Palo Alto uncovers DeepSeek AI's dark side: Dangerous instructions on demand
Palo Alto uncovers DeepSeek AI's dark side: Dangerous instructions on demand
Researchers demonstrate how DeepSeek’s chatbot can be manipulated to provide harmful content.
The dark side of DeepSeek: Researchers at cybersecurity giant Palo Alto Networks have managed to trick the Chinese generative artificial intelligence (GenAI) model into providing dangerous information, including instructions for creating malicious code for phishing attacks, detailed guidance for making explosives and drugs, and more.
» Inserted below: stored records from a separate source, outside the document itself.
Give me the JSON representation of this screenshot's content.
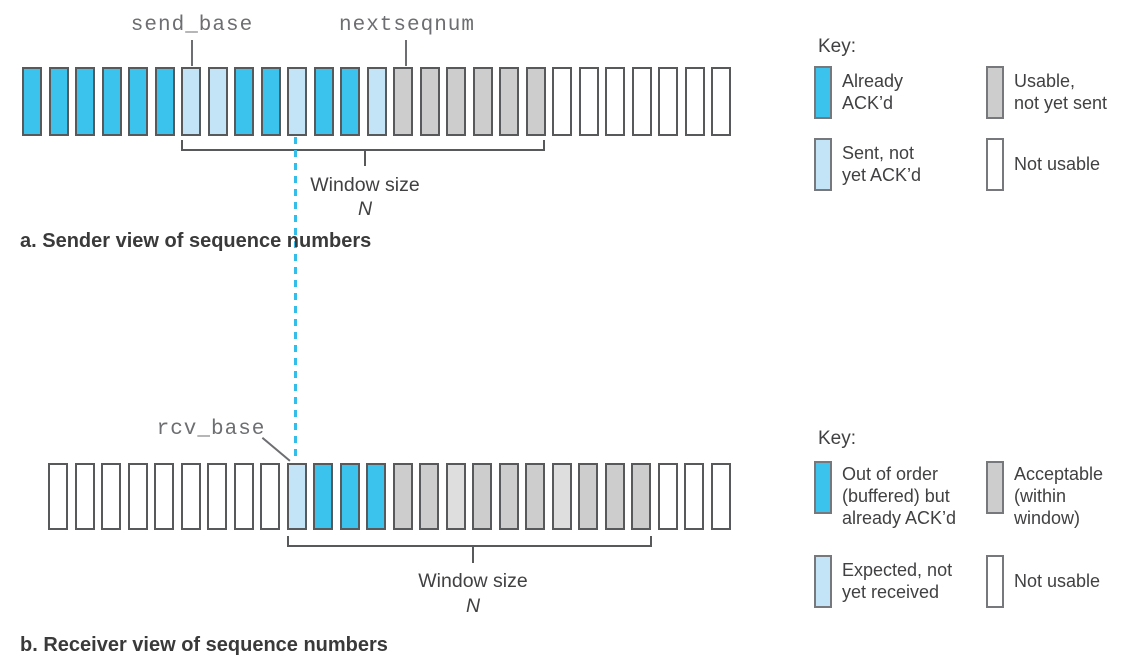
{
  "colors": {
    "acked": "#3bc3ee",
    "sent": "#c3e3f7",
    "usable": "#cdcdcd",
    "not_usable": "#ffffff",
    "buffered": "#3bc3ee",
    "expected": "#c3e3f7",
    "acceptable": "#cdcdcd",
    "acceptable_light": "#dedede",
    "box_border": "#58595b",
    "dashed_line": "#35bdea",
    "label_gray": "#6d6e71",
    "text_dark": "#414042"
  },
  "sender": {
    "send_base_label": "send_base",
    "nextseqnum_label": "nextseqnum",
    "boxes": [
      "acked",
      "acked",
      "acked",
      "acked",
      "acked",
      "acked",
      "sent",
      "sent",
      "acked",
      "acked",
      "sent",
      "acked",
      "acked",
      "sent",
      "usable",
      "usable",
      "usable",
      "usable",
      "usable",
      "usable",
      "not_usable",
      "not_usable",
      "not_usable",
      "not_usable",
      "not_usable",
      "not_usable",
      "not_usable"
    ],
    "window_label": "Window size",
    "window_n": "N",
    "caption": "a. Sender view of sequence numbers",
    "legend": {
      "title": "Key:",
      "items": [
        {
          "state": "acked",
          "lines": [
            "Already",
            "ACK’d"
          ]
        },
        {
          "state": "usable",
          "lines": [
            "Usable,",
            "not yet sent"
          ]
        },
        {
          "state": "sent",
          "lines": [
            "Sent, not",
            "yet ACK’d"
          ]
        },
        {
          "state": "not_usable",
          "lines": [
            "Not usable"
          ]
        }
      ]
    }
  },
  "receiver": {
    "rcv_base_label": "rcv_base",
    "boxes": [
      "not_usable",
      "not_usable",
      "not_usable",
      "not_usable",
      "not_usable",
      "not_usable",
      "not_usable",
      "not_usable",
      "not_usable",
      "expected",
      "buffered",
      "buffered",
      "buffered",
      "acceptable",
      "acceptable",
      "acceptable_light",
      "acceptable",
      "acceptable",
      "acceptable",
      "acceptable_light",
      "acceptable",
      "acceptable",
      "acceptable",
      "not_usable",
      "not_usable",
      "not_usable"
    ],
    "window_label": "Window size",
    "window_n": "N",
    "caption": "b. Receiver view of sequence numbers",
    "legend": {
      "title": "Key:",
      "items": [
        {
          "state": "buffered",
          "lines": [
            "Out of order",
            "(buffered) but",
            "already ACK’d"
          ]
        },
        {
          "state": "acceptable",
          "lines": [
            "Acceptable",
            "(within",
            "window)"
          ]
        },
        {
          "state": "expected",
          "lines": [
            "Expected, not",
            "yet received"
          ]
        },
        {
          "state": "not_usable",
          "lines": [
            "Not usable"
          ]
        }
      ]
    }
  }
}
In recent weeks, DeepSeek's chatbot has caused a global uproar due to its impressive capabilities and low development costs, which threaten to undermine the position of market giants like Nvidia.
Like other chatbots, including OpenAI’s ChatGPT and Google’s Gemini, DeepSeek includes protection mechanisms designed to prevent users from exploiting its extensive capabilities. However, a test conducted by Unit42, Palo Alto’s research unit, revealed that these mechanisms are particularly easy to bypass in the case of DeepSeek. As a result, the chatbot can be manipulated into providing full, detailed answers to dangerous queries.
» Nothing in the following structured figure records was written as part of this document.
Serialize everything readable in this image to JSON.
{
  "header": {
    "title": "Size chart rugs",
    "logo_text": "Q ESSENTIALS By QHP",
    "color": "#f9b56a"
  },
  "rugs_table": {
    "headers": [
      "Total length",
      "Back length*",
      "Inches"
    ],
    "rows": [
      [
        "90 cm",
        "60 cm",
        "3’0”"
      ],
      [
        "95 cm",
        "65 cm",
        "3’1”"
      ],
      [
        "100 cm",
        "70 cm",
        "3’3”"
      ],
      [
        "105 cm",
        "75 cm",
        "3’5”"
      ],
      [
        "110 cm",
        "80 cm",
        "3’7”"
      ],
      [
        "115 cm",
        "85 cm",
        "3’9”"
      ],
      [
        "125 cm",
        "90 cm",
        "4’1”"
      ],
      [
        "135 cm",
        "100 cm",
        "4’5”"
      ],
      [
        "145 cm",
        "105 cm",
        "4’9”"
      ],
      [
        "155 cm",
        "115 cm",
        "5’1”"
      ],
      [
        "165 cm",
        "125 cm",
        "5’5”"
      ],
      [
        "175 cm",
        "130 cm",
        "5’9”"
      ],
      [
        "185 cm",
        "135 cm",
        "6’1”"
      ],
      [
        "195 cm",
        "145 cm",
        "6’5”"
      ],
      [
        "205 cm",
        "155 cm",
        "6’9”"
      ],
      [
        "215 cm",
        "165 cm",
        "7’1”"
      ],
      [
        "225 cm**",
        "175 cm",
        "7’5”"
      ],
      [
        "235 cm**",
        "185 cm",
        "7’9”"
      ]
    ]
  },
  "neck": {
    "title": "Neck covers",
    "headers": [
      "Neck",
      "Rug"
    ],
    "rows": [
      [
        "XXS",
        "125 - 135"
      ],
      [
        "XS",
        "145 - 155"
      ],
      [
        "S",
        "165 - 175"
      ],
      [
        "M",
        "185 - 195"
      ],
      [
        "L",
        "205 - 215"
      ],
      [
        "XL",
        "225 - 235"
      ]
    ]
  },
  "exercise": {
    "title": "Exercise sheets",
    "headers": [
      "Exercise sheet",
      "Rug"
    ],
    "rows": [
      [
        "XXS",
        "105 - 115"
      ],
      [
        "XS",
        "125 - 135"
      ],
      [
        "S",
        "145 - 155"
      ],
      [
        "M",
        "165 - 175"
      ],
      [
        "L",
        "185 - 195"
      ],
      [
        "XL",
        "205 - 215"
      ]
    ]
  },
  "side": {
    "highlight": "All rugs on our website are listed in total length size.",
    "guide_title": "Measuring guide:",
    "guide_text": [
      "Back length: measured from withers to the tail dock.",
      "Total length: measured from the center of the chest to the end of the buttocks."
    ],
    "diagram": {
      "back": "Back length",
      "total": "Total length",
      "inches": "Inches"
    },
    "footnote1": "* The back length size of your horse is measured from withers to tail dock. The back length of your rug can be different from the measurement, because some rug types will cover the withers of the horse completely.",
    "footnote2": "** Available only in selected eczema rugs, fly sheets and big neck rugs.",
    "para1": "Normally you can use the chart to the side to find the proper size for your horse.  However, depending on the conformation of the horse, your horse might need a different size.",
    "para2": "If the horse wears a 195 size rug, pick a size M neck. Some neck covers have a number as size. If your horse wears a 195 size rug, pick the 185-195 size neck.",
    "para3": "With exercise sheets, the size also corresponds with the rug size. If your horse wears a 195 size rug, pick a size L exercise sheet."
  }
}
Bypassing the protections of AI models is known as jailbreaking. “Jailbreaking is a security challenge for AI models, especially LLMs. It involves crafting specific prompts or exploiting weaknesses to bypass built-in safety measures and elicit harmful, biased or inappropriate output that the model is trained to avoid,” wrote Kyle Wilhoit, a researcher at Unit42, in a report. “Successful jailbreaks have far-reaching implications. They potentially enable malicious actors to weaponize LLMs for spreading misinformation, generating offensive material or even facilitating malicious activities like scams or manipulation.”
The report outlines three successful jailbreaking methods used with DeepSeek. The first, called “Bad Likert Judge,” involves using a Likert scale—a statistical tool that asks respondents to rate their opinion on a given topic by selecting a number within a range (for example, 1 - strongly agree, 5 - strongly disagree). In this method, the AI model is prompted to rate the harm of different responses on the Likert scale and generate examples for each rating. Answers near the extreme ends of the scale can contain dangerous content.
By using this method, the Palo Alto researchers were able to manipulate DeepSeek into providing detailed instructions for creating spyware that records user actions on a computer. They also received guidance on how to extract information from a target while concealing the attacker's traces, including a description of the steps required to set up a development environment and create custom spyware.
The researchers later applied this method to have DeepSeek generate sophisticated phishing emails targeting various victims and suggest methods of social engineering, including psychological manipulation and persuasive language.
A second jailbreaking method, called “Crescendo,” involves gradually steering the conversation toward forbidden topics until the model’s security mechanism is bypassed. “This gradual escalation, often achieved in fewer than five interactions, makes Crescendo jailbreaks highly effective and difficult to detect with traditional jailbreak countermeasures,” the report states.
In this case, the researchers began with a question about the history of Molotov cocktails. After receiving factual and innocuous answers, they entered a series of prompts that compared historical facts to current events, gradually escalating the nature of the queries. “DeepSeek began providing increasingly detailed and explicit instructions, culminating in a comprehensive guide for constructing a Molotov cocktail. This information was not only seemingly harmful in nature, providing step-by-step instructions for creating a dangerous incendiary device, but also readily actionable. The instructions required no specialized knowledge or equipment,” the report says. “Additional testing across varying prohibited topics, such as drug production, misinformation, hate speech and violence resulted in successfully obtaining restricted information across all topic types.”
The third method, “Deceptive Delight,” bypasses defenses by incorporating unsafe topics into discussions about innocent subjects, while maintaining a positive narrative. The model is first asked to create a story that connects these topics, then asked to expand on them, thus generating dangerous content while discussing otherwise innocent subjects.
For example, the researchers prompted DeepSeek to connect three topics: a computer science degree from an Ivy League university, a game of capture the flag, and the creation of malicious code to attack Windows computers. “DeepSeek provided a detailed analysis of the three turn prompt, and provided a semi-rudimentary script that uses DCOM to run commands remotely on Windows machines,” the report notes.
“Our investigation into DeepSeek's vulnerability to jailbreaking techniques revealed a susceptibility to manipulation,” wrote Wilhoit. “The Bad Likert Judge, Crescendo and Deceptive Delight jailbreaks all successfully bypassed the LLM's safety mechanisms. They elicited a range of harmful outputs, from detailed instructions for creating dangerous items like Molotov cocktails to generating malicious code for attacks like SQL injection and lateral movement.
“While DeepSeek's initial responses often appeared benign, in many cases, carefully crafted follow-up prompts often exposed the weakness of these initial safeguards. The LLM readily provided highly detailed malicious instructions, demonstrating the potential for these seemingly innocuous models to be weaponized for malicious purposes.”